The case involves an artist under investigation for failure to declare the crypto-based income deriving from the sale of a digital artwork represented by NFTs, for the FYs 2021 and 2022. In this context, the Judge for preliminary investigations of Turin issued a precautionary seizure against the artist, for around EUR830,000 (the amount of the allegedly non declared taxes), subsequently confirmed by the Court of Turin. In light of the above, the artist decided to appeal to the Italian Supreme Court on the basis, amongst others, of the following arguments:

  • the commercial transaction was not related to the digital artwork, but rather to its NFT[3], which according to the Italian tax legal framework[4] cannot be considered as a taxable income;
  • Cryptocurrencies cannot be qualified as “money” or “assets in kind”, pursuant to Italian Tax Law[5]; therefore, they should not have been qualified as taxable income;
  • The artist did not have declared crypto-based income since, given to the above mentioned legal framework, he was convinced that no legal obligations were in place in this sense.
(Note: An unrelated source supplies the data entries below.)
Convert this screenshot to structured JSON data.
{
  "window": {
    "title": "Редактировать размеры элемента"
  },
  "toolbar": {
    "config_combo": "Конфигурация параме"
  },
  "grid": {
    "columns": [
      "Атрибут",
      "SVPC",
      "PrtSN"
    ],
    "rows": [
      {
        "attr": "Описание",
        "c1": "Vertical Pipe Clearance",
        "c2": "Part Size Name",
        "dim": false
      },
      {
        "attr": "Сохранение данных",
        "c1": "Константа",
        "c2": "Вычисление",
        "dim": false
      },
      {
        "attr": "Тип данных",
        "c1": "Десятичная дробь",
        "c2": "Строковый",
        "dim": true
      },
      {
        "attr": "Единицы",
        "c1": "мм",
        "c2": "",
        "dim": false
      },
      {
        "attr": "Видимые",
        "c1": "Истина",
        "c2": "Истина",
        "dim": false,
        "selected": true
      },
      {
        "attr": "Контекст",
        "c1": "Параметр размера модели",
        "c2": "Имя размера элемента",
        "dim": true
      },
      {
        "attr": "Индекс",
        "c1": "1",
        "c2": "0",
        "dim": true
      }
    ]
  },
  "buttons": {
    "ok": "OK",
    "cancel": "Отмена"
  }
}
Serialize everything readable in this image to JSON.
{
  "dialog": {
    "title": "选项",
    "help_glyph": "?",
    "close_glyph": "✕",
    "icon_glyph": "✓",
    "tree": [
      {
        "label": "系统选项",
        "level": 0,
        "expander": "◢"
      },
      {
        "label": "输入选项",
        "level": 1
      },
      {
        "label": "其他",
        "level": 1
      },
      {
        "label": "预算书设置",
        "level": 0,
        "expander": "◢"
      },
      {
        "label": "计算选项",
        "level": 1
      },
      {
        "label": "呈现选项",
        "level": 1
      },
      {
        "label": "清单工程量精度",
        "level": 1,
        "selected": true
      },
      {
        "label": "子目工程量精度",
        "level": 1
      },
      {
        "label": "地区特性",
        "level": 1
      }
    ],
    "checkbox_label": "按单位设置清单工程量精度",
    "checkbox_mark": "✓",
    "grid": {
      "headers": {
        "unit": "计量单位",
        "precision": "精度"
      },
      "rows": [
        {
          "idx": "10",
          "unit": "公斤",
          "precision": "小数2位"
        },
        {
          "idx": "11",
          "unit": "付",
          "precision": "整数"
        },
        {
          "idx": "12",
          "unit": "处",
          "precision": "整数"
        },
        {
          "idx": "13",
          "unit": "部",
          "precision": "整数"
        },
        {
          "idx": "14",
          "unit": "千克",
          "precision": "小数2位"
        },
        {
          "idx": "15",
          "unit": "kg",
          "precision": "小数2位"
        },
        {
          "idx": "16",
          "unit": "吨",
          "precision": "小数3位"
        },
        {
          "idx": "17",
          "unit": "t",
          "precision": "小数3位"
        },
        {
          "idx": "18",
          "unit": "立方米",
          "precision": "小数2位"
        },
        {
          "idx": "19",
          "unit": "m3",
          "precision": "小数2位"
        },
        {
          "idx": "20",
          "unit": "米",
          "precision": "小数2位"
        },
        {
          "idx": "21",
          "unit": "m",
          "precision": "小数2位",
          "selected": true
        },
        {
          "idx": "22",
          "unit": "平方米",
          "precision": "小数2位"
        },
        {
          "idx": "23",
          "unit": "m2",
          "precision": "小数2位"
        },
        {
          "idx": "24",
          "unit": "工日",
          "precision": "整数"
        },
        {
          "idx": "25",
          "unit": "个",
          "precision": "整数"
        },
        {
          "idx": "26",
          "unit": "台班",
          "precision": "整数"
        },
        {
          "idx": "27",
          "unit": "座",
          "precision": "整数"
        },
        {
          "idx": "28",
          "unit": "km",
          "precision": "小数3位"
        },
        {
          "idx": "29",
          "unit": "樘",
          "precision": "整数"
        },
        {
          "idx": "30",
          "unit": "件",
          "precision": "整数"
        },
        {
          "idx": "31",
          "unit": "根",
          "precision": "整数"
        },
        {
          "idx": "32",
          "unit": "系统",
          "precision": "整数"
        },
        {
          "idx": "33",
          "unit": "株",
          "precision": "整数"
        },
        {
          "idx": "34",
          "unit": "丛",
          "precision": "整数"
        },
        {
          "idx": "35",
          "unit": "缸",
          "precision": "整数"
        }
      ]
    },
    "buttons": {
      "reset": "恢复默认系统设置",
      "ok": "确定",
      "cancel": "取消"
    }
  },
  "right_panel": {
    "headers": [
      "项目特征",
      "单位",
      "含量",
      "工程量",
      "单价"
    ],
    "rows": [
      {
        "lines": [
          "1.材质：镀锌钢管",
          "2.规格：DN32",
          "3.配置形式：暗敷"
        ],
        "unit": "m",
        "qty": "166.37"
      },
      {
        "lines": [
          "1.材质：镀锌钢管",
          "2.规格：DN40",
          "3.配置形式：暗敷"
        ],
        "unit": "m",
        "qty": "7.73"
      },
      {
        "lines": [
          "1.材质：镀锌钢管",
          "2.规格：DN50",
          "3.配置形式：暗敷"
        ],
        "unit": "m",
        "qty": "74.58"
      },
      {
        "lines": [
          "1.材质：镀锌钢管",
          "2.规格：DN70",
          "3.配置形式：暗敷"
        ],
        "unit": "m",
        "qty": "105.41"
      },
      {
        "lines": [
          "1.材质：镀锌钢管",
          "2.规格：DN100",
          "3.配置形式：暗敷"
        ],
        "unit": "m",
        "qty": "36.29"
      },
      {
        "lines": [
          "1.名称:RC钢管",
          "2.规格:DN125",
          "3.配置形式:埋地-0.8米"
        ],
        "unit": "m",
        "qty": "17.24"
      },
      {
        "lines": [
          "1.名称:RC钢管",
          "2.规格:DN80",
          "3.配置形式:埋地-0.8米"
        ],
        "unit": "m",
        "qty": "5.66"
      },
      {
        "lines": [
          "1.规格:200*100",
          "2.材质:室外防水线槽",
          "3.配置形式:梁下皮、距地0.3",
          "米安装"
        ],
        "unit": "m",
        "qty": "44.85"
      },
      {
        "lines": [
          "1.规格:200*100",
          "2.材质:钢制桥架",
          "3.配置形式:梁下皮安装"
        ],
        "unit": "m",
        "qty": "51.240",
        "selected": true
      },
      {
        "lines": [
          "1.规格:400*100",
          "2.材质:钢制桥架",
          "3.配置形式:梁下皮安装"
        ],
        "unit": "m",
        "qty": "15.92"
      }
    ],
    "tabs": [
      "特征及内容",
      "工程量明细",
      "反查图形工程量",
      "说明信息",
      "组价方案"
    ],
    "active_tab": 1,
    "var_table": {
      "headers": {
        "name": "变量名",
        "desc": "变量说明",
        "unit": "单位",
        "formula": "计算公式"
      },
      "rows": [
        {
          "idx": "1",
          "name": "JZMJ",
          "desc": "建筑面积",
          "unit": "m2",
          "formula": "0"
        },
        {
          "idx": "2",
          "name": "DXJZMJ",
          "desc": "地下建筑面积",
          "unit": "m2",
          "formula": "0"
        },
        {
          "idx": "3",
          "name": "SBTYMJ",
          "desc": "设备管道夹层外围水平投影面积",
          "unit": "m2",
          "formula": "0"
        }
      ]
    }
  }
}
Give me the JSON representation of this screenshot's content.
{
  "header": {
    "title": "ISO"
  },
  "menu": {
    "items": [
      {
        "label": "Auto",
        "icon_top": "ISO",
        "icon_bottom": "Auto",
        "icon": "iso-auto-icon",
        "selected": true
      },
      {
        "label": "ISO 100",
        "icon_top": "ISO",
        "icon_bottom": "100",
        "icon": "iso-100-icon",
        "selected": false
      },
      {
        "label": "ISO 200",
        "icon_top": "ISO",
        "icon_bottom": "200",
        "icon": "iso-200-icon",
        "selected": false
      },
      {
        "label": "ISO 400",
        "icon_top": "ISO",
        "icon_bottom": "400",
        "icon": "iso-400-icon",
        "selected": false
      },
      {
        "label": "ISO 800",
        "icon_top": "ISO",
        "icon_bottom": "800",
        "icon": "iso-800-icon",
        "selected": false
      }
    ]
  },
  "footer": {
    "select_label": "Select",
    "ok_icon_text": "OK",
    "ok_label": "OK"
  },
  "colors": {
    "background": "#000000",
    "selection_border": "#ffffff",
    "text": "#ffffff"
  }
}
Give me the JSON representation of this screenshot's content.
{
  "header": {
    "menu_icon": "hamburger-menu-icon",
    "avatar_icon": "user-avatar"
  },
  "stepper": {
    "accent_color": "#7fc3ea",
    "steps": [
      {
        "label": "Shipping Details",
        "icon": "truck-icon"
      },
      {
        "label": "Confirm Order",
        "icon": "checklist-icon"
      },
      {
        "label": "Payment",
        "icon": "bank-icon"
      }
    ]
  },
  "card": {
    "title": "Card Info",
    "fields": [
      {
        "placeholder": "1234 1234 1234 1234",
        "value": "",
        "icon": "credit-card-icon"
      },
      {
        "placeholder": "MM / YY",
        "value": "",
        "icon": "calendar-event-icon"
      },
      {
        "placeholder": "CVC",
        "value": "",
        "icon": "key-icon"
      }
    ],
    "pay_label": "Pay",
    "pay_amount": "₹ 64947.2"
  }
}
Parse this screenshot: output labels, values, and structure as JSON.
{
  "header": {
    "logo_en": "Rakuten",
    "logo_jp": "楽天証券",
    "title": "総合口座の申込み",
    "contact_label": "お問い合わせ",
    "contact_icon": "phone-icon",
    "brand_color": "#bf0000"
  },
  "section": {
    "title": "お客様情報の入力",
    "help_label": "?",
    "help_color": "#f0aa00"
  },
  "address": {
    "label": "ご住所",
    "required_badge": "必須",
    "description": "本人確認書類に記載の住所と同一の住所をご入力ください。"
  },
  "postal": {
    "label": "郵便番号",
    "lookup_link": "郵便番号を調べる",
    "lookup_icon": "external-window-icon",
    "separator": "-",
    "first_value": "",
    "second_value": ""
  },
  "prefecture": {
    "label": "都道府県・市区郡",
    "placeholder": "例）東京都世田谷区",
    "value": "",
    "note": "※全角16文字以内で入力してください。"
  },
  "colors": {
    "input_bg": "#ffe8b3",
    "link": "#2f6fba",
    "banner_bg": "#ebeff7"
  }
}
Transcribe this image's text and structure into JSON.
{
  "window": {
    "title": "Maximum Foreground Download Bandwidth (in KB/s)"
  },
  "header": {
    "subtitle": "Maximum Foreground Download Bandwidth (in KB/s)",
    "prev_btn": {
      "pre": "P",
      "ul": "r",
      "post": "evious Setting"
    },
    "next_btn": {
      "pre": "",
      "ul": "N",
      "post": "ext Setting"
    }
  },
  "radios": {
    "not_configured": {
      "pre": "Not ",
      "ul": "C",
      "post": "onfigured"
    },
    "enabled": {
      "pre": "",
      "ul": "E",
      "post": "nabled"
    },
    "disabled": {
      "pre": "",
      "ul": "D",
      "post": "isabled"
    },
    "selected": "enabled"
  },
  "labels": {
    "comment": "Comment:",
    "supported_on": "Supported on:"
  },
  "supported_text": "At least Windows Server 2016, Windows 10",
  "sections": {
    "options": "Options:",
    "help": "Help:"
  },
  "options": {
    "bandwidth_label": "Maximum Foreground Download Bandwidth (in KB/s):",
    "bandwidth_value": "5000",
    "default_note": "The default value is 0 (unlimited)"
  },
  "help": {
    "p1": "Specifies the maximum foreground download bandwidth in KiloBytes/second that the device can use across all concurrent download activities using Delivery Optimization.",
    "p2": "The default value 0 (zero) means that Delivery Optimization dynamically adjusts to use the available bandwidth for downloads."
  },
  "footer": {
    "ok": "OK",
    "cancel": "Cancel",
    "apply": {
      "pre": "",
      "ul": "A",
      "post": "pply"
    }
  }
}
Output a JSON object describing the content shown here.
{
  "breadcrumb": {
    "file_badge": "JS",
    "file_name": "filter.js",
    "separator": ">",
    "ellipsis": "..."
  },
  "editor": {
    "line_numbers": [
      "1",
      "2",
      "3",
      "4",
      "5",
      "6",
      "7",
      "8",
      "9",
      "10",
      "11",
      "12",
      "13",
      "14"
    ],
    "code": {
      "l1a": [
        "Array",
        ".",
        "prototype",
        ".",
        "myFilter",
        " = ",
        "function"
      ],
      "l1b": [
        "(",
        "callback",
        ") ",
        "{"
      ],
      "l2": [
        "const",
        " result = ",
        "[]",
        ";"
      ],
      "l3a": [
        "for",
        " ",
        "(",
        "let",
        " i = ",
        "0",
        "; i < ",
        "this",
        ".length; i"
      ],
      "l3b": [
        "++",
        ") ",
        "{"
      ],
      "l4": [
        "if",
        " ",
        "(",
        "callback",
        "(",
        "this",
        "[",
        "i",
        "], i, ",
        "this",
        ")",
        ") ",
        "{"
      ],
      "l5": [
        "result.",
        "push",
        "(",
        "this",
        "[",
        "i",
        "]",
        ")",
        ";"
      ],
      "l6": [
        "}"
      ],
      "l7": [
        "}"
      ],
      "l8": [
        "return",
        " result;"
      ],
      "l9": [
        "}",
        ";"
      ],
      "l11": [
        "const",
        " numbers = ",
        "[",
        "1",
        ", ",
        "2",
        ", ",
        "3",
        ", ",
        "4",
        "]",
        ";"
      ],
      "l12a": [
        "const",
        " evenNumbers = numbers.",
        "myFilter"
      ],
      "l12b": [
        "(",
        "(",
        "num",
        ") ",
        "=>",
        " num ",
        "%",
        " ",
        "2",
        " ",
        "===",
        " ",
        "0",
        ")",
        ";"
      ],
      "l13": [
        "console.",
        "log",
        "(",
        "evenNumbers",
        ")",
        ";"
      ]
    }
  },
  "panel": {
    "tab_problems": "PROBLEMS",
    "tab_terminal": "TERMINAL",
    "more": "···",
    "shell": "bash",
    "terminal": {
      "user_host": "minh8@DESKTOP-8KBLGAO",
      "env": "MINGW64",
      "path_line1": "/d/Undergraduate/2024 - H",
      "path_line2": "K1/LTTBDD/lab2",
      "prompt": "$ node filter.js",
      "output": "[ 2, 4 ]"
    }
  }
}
2. The decision of the Italian Supreme Court

The Italian Supreme Court rejected all the grounds of appeal stating the following principles:

A. Taxability of the income generated by the sale of NFTs: NFTs incorporate the features and peculiarities of the assets they represent; this means that the earnings resulting from their commercialization must be declared in tax returns pursuant to Italian Tax Law;

B. Taxability of cryptocurrencies, as they can be considered comparable to goods in kind in accordance with Italian Tax Law – becoming taxable whether their value is able to be converted into a traditional currency (as in the case at hand);

C. The good faith of the artist does not exclude the intent to evade taxes: indeed, according to Italian law and settled case law, the incorrect interpretation of a regulation different to the criminal provision does not exclude the criminal responsibility.

3. Takeaways

The decision of the Italian Supreme Court has a significant importance as it is a paradigmatic example of the ongoing challenges the legal system faces in keeping pace with the rapid growing of the digital economy.

The practical implications are of primary importance not only for artists, but also for collectors, investors, and companies operating in the digital markets.

However, the anonymity and borderless nature of NFT’s and cryptocurrencies can attract individuals and organizations involved in illicit activities, such as money laundering and tax evasion. The absence of clear regulations further complicates the compliance with laws as well as the tracing of crypto-based earnings.

In this framework, companies investing in cryptocurrencies and NFTs shall pay particular attention and reshape their internal control system, establishing specific measures aimed at preventing the commission of digital financial crimes within their organization for instance, by carrying out proper risk assessment, regularly monitoring the regulatory framework, raising awareness as well as conducting proper due diligence on their counterparties.


[1] Italian Supreme Criminal Court, Sec. III, Decision No. 8269/2025;

[2] Pursuant to Art. 4 of Legislative Decree No. 74/2000, whether, if converted in the traditional currencies, they exceed the thresholds provided by law;

[3] i.e., the digital certificate proving the provenience and ownership of the artwork;

[4] i.e., Art. 53, par. 2 b) of the D.P.R. No. 917/1986 (“Italian Tax Law”), providing that “income from the economic utilization by the author or inventor of intellectual property, industrial patents and processes, formulas or information related to experience acquired in the industrial, commercial or scientific fields, if not obtained in the exercise of commercial enterprises, is taxable”.

[5] i.e. Art. 54 of the Italian Tax Law.